What happens? It depends on what E believes I will do if entry occurs.

Extensive Form for Entry Game

Backward Induction

Solve from the end of the tree back to the beginning.

Step 1: If E enters, what does I do? Accommodate (5) beats Fight (0). So I accommodates.

Step 2: Given that I will accommodate, what does E do? Enter (2) beats Stay Out (0). So E enters.

Prediction: (Enter, Accommodate), payoffs (2, 5).

Non-Credible Threats

In the entry game, the normal form actually has two Nash equilibria: (Enter, Accommodate) and (Stay Out, Fight).

At (Stay Out, Fight), neither player wants to deviate: given that E stays out, I’s strategy of “Fight if entry occurs” is never tested; and given I’s threat to fight, E prefers to stay out.

But the Fight threat is not credible: if entry actually occurred, I would not carry it out. Backward induction rules out such non-credible threats.

Subgame Perfect Equilibrium

Subgame perfect equilibrium (SPE): a strategy profile that induces a Nash equilibrium in every subgame, not just the whole game.

In finite games of perfect information, the SPE is exactly what backward induction gives you. It rules out Nash equilibria that rely on non-credible threats off the equilibrium path.

In the entry game, (Enter, Accommodate) is the unique SPE; (Stay Out, Fight) is Nash but not subgame perfect.

Commitment and Credibility

Schelling (1960): sometimes you are better off limiting your own options. A credible commitment device can change the equilibrium.

  • A firm that builds excess capacity makes “Fight” credible and can deter entry
  • A country that publicly burns bridges commits to not retreating
  • A central bank with an inflation targeting mandate commits to tight policy

Commitment is valuable not despite restricting your future choices but because it does.

Repeated Games

Repeated Prisoner’s Dilemma

In the one-shot Prisoner’s Dilemma, the only Nash equilibrium is (Defect, Defect). What happens if the same game is played repeatedly?

Finitely repeated: backward induction still unravels cooperation. In the last round, both defect. Knowing that, they defect in the second-to-last round. And so on. Defection in every period is the unique SPE.

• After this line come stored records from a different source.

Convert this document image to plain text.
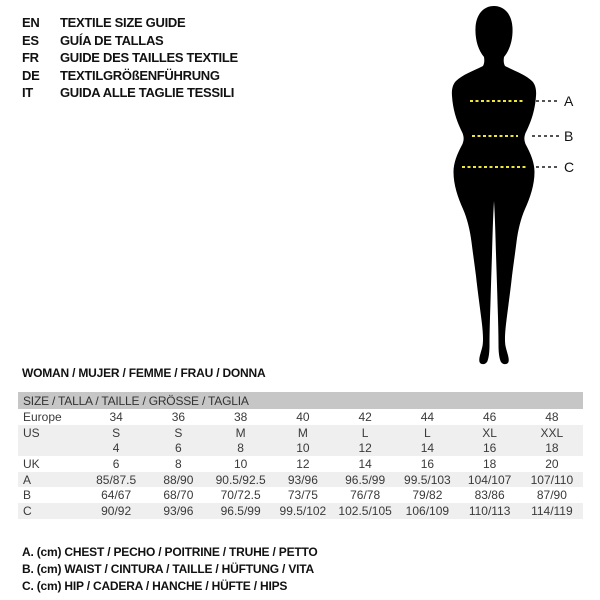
EN	TEXTILE SIZE GUIDE
ES	GUÍA DE TALLAS
FR	GUIDE DES TAILLES TEXTILE
DE	TEXTILGRÖßENFÜHRUNG
IT	GUIDA ALLE TAGLIE TESSILI
A
B
C
WOMAN / MUJER / FEMME / FRAU / DONNA
SIZE / TALLA / TAILLE / GRÖSSE / TAGLIA								
Europe	34	36	38	40	42	44	46	48
US	S	S	M	M	L	L	XL	XXL
	4	6	8	10	12	14	16	18
UK	6	8	10	12	14	16	18	20
A	85/87.5	88/90	90.5/92.5	93/96	96.5/99	99.5/103	104/107	107/110
B	64/67	68/70	70/72.5	73/75	76/78	79/82	83/86	87/90
C	90/92	93/96	96.5/99	99.5/102	102.5/105	106/109	110/113	114/119
A. (cm) CHEST / PECHO / POITRINE / TRUHE / PETTO
B. (cm) WAIST / CINTURA / TAILLE / HÜFTUNG / VITA
C. (cm) HIP / CADERA / HANCHE / HÜFTE / HIPS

Infinitely repeated (or unknown horizon): cooperation can be sustained as an equilibrium if players are patient enough, using strategies that punish defection (e.g., tit-for-tat or grim trigger).

The Folk Theorem (Sketch)

In an infinitely repeated game with a sufficiently patient discount factor, essentially any individually rational payoff can be supported as a subgame perfect equilibrium.

Intuition: if defection today triggers enough future punishment, players prefer to cooperate.

The flip side: repeated interaction gives us cooperation, but at the cost of a huge multiplicity of equilibria. Predicting what will actually happen is hard.